Foto: Edition Salzgeber

„Die Vergangenheit existiert nicht, denn sie ist bereits vergangen. Auch die Zukunft existiert nicht, denn sie muss erst noch kommen. Deshalb existiert nur die Gegenwart. Aber die kann aus beidem, der Vergangenheit und der Zukunft, geschaffen sein, da sie der Punkt ist, an dem sie sich treffen.“ Diese Überlegungen hat Duccio Tessari seinem Giallo „Blutspur im Park (1971) vorangestellt, in dem Berger einen gegen die Welt seiner reichen Eltern rebellierenden jungen Mann spielt. Sie geben diesem bizarren Thriller einen philosophischen Resonanzraum, in den auch Peters vordringt. Auf der Oberfläche erzählt sie in ihrem Film eine mehr oder weniger lineare Geschichte: Ihre Mutter sucht den Kontakt zu Berger, nimmt ihn bei sich auf und geht schließlich wieder auf Distanz. Unter diesem klassischen Bogen, der sich je nach Blickwinkel als Komödie oder Tragödie beschreiben lässt, liegt etwas anderes: ein Kreis, auf dem jeder Punkt Anfang und Ende zugleich sein kann.

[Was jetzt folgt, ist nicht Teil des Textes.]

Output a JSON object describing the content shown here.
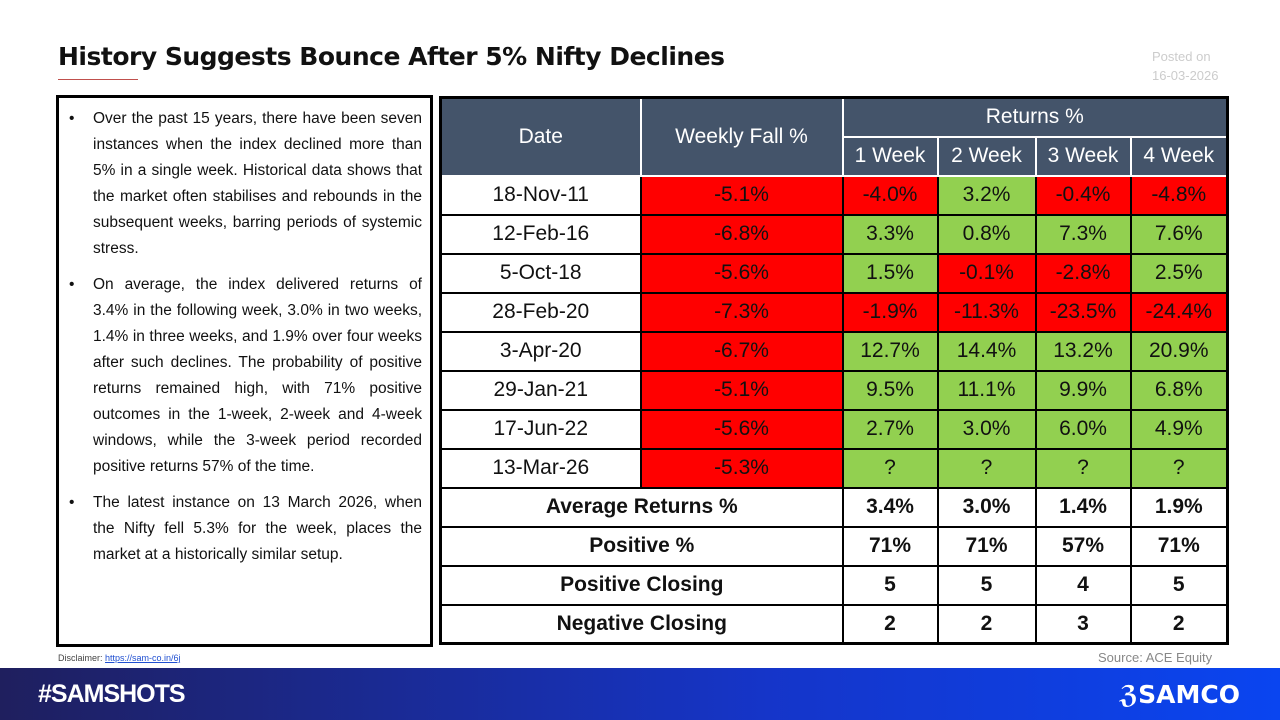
{
  "title": "History Suggests Bounce After 5% Nifty Declines",
  "posted": {
    "label": "Posted on",
    "date": "16-03-2026"
  },
  "bullets": [
    "Over the past 15 years, there have been seven instances when the index declined more than 5% in a single week. Historical data shows that the market often stabilises and rebounds in the subsequent weeks, barring periods of systemic stress.",
    "On average, the index delivered returns of 3.4% in the following week, 3.0% in two weeks, 1.4% in three weeks, and 1.9% over four weeks after such declines. The probability of positive returns remained high, with 71% positive outcomes in the 1-week, 2-week and 4-week windows, while the 3-week period recorded positive returns 57% of the time.",
    "The latest instance on 13 March 2026, when the Nifty fell 5.3% for the week, places the market at a historically similar setup."
  ],
  "table": {
    "headers": {
      "date": "Date",
      "fall": "Weekly Fall %",
      "returns": "Returns %",
      "weeks": [
        "1 Week",
        "2 Week",
        "3 Week",
        "4 Week"
      ]
    },
    "rows": [
      {
        "date": "18-Nov-11",
        "fall": "-5.1%",
        "r": [
          "-4.0%",
          "3.2%",
          "-0.4%",
          "-4.8%"
        ]
      },
      {
        "date": "12-Feb-16",
        "fall": "-6.8%",
        "r": [
          "3.3%",
          "0.8%",
          "7.3%",
          "7.6%"
        ]
      },
      {
        "date": "5-Oct-18",
        "fall": "-5.6%",
        "r": [
          "1.5%",
          "-0.1%",
          "-2.8%",
          "2.5%"
        ]
      },
      {
        "date": "28-Feb-20",
        "fall": "-7.3%",
        "r": [
          "-1.9%",
          "-11.3%",
          "-23.5%",
          "-24.4%"
        ]
      },
      {
        "date": "3-Apr-20",
        "fall": "-6.7%",
        "r": [
          "12.7%",
          "14.4%",
          "13.2%",
          "20.9%"
        ]
      },
      {
        "date": "29-Jan-21",
        "fall": "-5.1%",
        "r": [
          "9.5%",
          "11.1%",
          "9.9%",
          "6.8%"
        ]
      },
      {
        "date": "17-Jun-22",
        "fall": "-5.6%",
        "r": [
          "2.7%",
          "3.0%",
          "6.0%",
          "4.9%"
        ]
      },
      {
        "date": "13-Mar-26",
        "fall": "-5.3%",
        "r": [
          "?",
          "?",
          "?",
          "?"
        ]
      }
    ],
    "summary": [
      {
        "label": "Average Returns %",
        "v": [
          "3.4%",
          "3.0%",
          "1.4%",
          "1.9%"
        ]
      },
      {
        "label": "Positive %",
        "v": [
          "71%",
          "71%",
          "57%",
          "71%"
        ]
      },
      {
        "label": "Positive Closing",
        "v": [
          "5",
          "5",
          "4",
          "5"
        ]
      },
      {
        "label": "Negative Closing",
        "v": [
          "2",
          "2",
          "3",
          "2"
        ]
      }
    ]
  },
  "colors": {
    "header": "#44546a",
    "negative": "#ff0000",
    "positive": "#92d050"
  },
  "disclaimer": {
    "label": "Disclaimer:",
    "link": "https://sam-co.in/6j"
  },
  "source": "Source: ACE Equity",
  "footer": {
    "hashtag": "#SAMSHOTS",
    "logo": "SAMCO"
  }
}
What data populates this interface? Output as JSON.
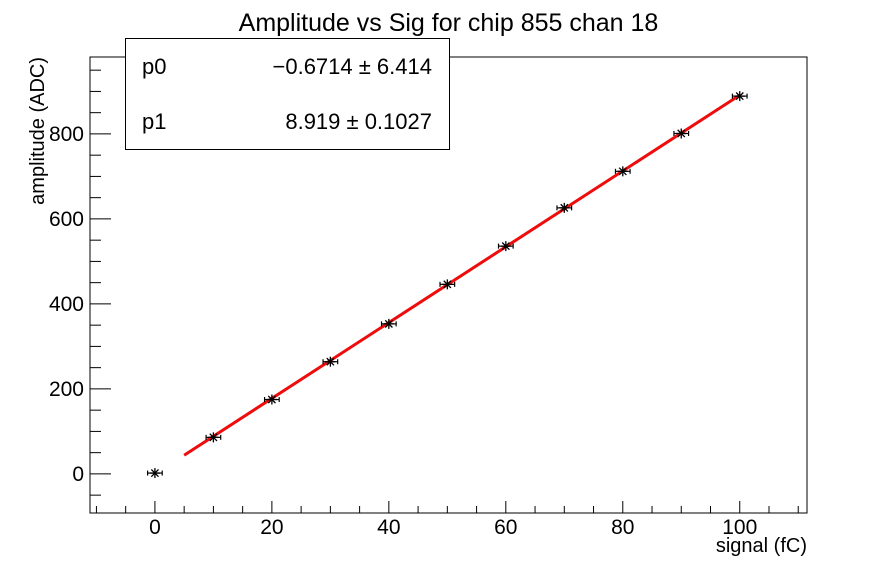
{
  "title": "Amplitude vs Sig for chip 855 chan 18",
  "stats": {
    "rows": [
      {
        "name": "p0",
        "value": "−0.6714 ± 6.414"
      },
      {
        "name": "p1",
        "value": "8.919 ± 0.1027"
      }
    ]
  },
  "chart_data": {
    "type": "scatter",
    "title": "Amplitude vs Sig for chip 855 chan 18",
    "xlabel": "signal (fC)",
    "ylabel": "amplitude (ADC)",
    "xlim": [
      -11.1,
      111.5
    ],
    "ylim": [
      -92,
      981
    ],
    "x_ticks": [
      0,
      20,
      40,
      60,
      80,
      100
    ],
    "y_ticks": [
      0,
      200,
      400,
      600,
      800
    ],
    "x_minor_step": 5,
    "y_minor_step": 50,
    "grid": false,
    "legend": "none",
    "series": [
      {
        "name": "data-points",
        "type": "scatter",
        "marker": "asterisk",
        "color": "#000000",
        "x": [
          0,
          10,
          20,
          30,
          40,
          50,
          60,
          70,
          80,
          90,
          100
        ],
        "y": [
          2,
          86,
          175,
          264,
          353,
          446,
          536,
          626,
          712,
          801,
          889
        ],
        "x_err": 1.25
      },
      {
        "name": "linear-fit",
        "type": "line",
        "color": "#ee0c0c",
        "fit_p0": -0.6714,
        "fit_p1": 8.919,
        "x_range": [
          5,
          100
        ]
      }
    ]
  },
  "colors": {
    "background": "#ffffff",
    "frame": "#000000",
    "marker": "#000000",
    "fit_line": "#ee0c0c"
  }
}
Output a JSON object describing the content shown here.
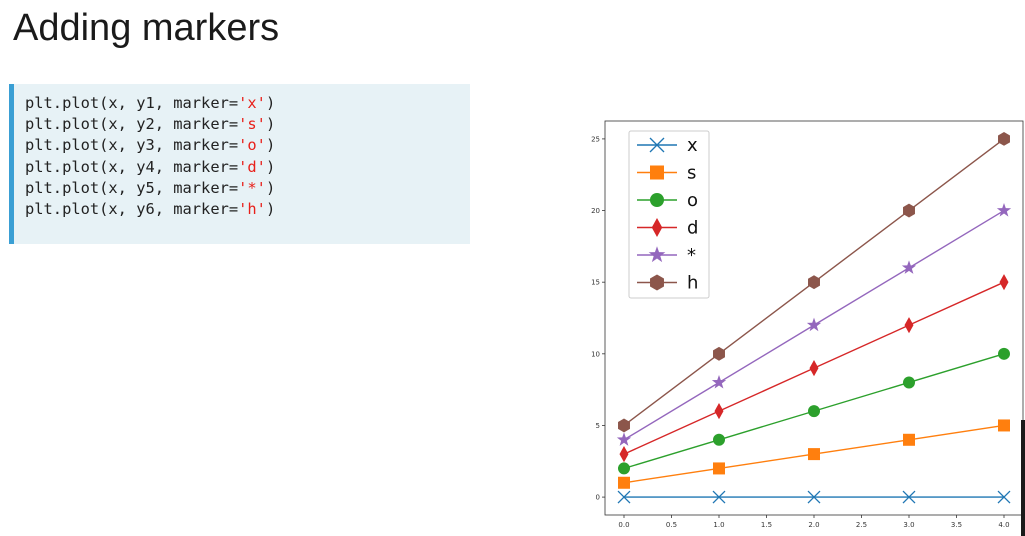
{
  "slide": {
    "title": "Adding markers"
  },
  "code": {
    "lines": [
      {
        "prefix": "plt.plot(x, y1, marker=",
        "literal": "'x'",
        "suffix": ")"
      },
      {
        "prefix": "plt.plot(x, y2, marker=",
        "literal": "'s'",
        "suffix": ")"
      },
      {
        "prefix": "plt.plot(x, y3, marker=",
        "literal": "'o'",
        "suffix": ")"
      },
      {
        "prefix": "plt.plot(x, y4, marker=",
        "literal": "'d'",
        "suffix": ")"
      },
      {
        "prefix": "plt.plot(x, y5, marker=",
        "literal": "'*'",
        "suffix": ")"
      },
      {
        "prefix": "plt.plot(x, y6, marker=",
        "literal": "'h'",
        "suffix": ")"
      }
    ],
    "colors": {
      "accent_bar": "#3a9fd4",
      "background": "#e7f2f6",
      "string": "#e8201a"
    }
  },
  "chart_data": {
    "type": "line",
    "title": "",
    "xlabel": "",
    "ylabel": "",
    "x": [
      0,
      1,
      2,
      3,
      4
    ],
    "xlim": [
      -0.2,
      4.2
    ],
    "ylim": [
      -1.25,
      26.25
    ],
    "xticks": [
      "0.0",
      "0.5",
      "1.0",
      "1.5",
      "2.0",
      "2.5",
      "3.0",
      "3.5",
      "4.0"
    ],
    "xtick_values": [
      0,
      0.5,
      1,
      1.5,
      2,
      2.5,
      3,
      3.5,
      4
    ],
    "yticks": [
      "0",
      "5",
      "10",
      "15",
      "20",
      "25"
    ],
    "ytick_values": [
      0,
      5,
      10,
      15,
      20,
      25
    ],
    "grid": false,
    "legend_position": "top-left",
    "series": [
      {
        "name": "x",
        "marker": "x",
        "color": "#1f77b4",
        "values": [
          0,
          0,
          0,
          0,
          0
        ]
      },
      {
        "name": "s",
        "marker": "s",
        "color": "#ff7f0e",
        "values": [
          1,
          2,
          3,
          4,
          5
        ]
      },
      {
        "name": "o",
        "marker": "o",
        "color": "#2ca02c",
        "values": [
          2,
          4,
          6,
          8,
          10
        ]
      },
      {
        "name": "d",
        "marker": "d",
        "color": "#d62728",
        "values": [
          3,
          6,
          9,
          12,
          15
        ]
      },
      {
        "name": "*",
        "marker": "*",
        "color": "#9467bd",
        "values": [
          4,
          8,
          12,
          16,
          20
        ]
      },
      {
        "name": "h",
        "marker": "h",
        "color": "#8c564b",
        "values": [
          5,
          10,
          15,
          20,
          25
        ]
      }
    ]
  }
}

Endet Bergers Geschichte mit seinem Aufenthalt in der flachsten deutschen Provinz, oder beginnt sie dort erst? Gleich mehrmals zeigt Peters ihn, wie er Ausschnitte aus seinen alten Filmen betrachtet. Der aufgedunsene alte Mann, sein Gesicht von Furchen durchzogen, ist nur noch ein Schatten seines jüngeren Ichs. Das war schon so in „Blutsfreundschaft“ (2009), Peter Kerns queerem Blick zurück in die österreichische Vergangenheit, der auch ein Gegenentwurf zu Filmen wie Viscontis „Die Verdammten“ (1969) und Tinto Brass’ „Salon Kitty“ (1976) ist, und in Bertrand Bonellos „Saint Laurent“ (2014), in dem Berger den gealterten Yves Saint Laurent als geisterhaften Zwilling seiner selbst spielt. In Kerns widerspenstigem Film umspielt noch ein ironisches Lächeln Bergers Mund, als er in den Spiegel blickt und zu sich selbst sagt: „Bist du alt geworden. Hast nichts vom Leben gelernt.“ Fünf Jahre später in Bonellos transgressivem Biopic provoziert der Blick in den Spiegel eine dunkle Selbsterkenntnis: „Ich bin ein Monster.“

Foto: Edition Salzgeber

Das Alter als Fluch. Dieser Gedanke durchzieht auch „Helmut Berger, meine Mutter und ich“. Doch die Erinnerungen an das, was einmal war, erweisen sich hier als eine Art Balsam. Einmal sehen wir, wie Berger geschminkt wird und sich beinahe 50 Jahre nach „Die Verdammten“ noch einmal in Marlene Dietrich verwandelt. Und schon ist da wieder dieser Zauber des Androgynen, des Offenen und des Freien. Das Leben hat Helmut Berger gezeichnet. All die Photographien und  Filmbilder sind geblieben, wie sie waren. Anders als in Massimo Dallamanos „Das Bildnis des Dorian Gray“ (1970), diesem grandiosen Bildnis des Swinging London, in dem neben der Grenze zwischen Wirklichkeit und Albtraum auch die zwischen hetero- und homosexuellem Begehren fluid wird, konnten die Abbildungen nicht anstelle Bergers altern. Aber dieser magische Funken der Jugend, den sie für immer festgehalten haben, lodert immer noch in ihm. Bettina Vorndamme wollte Helmut Berger retten, und das ist ihr und ihrer Tochter auch gelungen. Allerdings auf eine andere Weise, als die Mutter gedacht hätte. Ihr Film zeigt, dass Helmut Berger nie wirklich verloren war. Ob er das selbst auch weiß?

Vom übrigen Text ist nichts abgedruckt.